Geo-Enhanced High-Order Feature Interaction Network for Cloud API QoS Prediction
摘要
In the era of open cloud, cloud API is an important component and key enabling technology to achieve efficient data transmission, artificial intelligence algorithm empowerment, and software development cost reduction and efficiency. With the proliferation of cloud API with similar functionality, quality of service (QoS) becomes essential for differentiating cloud API performance, and QoS-driven prediction for cloud API has emerged as a critical topic for high quality cloud API selection. However, existing methods often inadequately utilize contextual information in resource-constrained scenario, limiting the improvement of cloud API prediction performance. We in this paper propose a geo-enhanced high-order feature interaction network (GHFIN) for cloud API QoS prediction.

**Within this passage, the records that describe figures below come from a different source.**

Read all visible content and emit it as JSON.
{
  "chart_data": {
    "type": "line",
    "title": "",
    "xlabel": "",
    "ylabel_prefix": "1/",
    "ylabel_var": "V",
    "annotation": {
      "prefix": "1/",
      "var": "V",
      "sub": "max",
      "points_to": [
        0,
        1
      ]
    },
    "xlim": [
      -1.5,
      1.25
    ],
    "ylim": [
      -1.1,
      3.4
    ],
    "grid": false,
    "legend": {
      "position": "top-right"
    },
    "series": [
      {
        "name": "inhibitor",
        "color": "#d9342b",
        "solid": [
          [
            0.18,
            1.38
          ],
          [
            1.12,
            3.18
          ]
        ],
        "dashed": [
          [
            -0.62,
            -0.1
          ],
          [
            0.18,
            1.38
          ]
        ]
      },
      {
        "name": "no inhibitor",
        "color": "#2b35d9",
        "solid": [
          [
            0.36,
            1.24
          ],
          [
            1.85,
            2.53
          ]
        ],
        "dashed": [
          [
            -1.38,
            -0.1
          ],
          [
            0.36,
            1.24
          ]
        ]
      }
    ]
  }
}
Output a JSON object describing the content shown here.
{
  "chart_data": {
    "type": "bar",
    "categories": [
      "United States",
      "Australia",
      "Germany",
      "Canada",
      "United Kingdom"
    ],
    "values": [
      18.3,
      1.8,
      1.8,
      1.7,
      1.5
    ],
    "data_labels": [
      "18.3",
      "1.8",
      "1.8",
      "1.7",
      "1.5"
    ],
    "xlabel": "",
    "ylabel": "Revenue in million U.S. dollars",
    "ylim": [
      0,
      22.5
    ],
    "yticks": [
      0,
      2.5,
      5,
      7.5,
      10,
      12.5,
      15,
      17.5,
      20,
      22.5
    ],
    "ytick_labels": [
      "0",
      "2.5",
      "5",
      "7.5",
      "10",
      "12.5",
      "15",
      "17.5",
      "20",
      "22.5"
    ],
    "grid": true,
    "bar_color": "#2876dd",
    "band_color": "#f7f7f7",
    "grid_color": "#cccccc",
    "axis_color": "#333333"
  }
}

Firstly, a correlation analysis was conducted on real-world QoS dataset to explore the relationship between QoS data and geospatial context. Then, we design a geo-enhanced strategy that effectively utilizes the hierarchical relationships of geospatial entities (country, province, city, and district) through an offline real-time coordinate conversion module. On this basis, a geo-enhanced cloud API QoS prediction network GHFIN was designed, which aims to learn the high-order feature interactions through layer-wise feature stacking. Experimental results on two real-world QoS datasets illustrate the effectiveness of GHFIN compared to the classic and state-of-the-art methods, and our extensive analysis shows how the geospatial context and high-order feature interaction positively impact the performance of cloud API QoS prediction.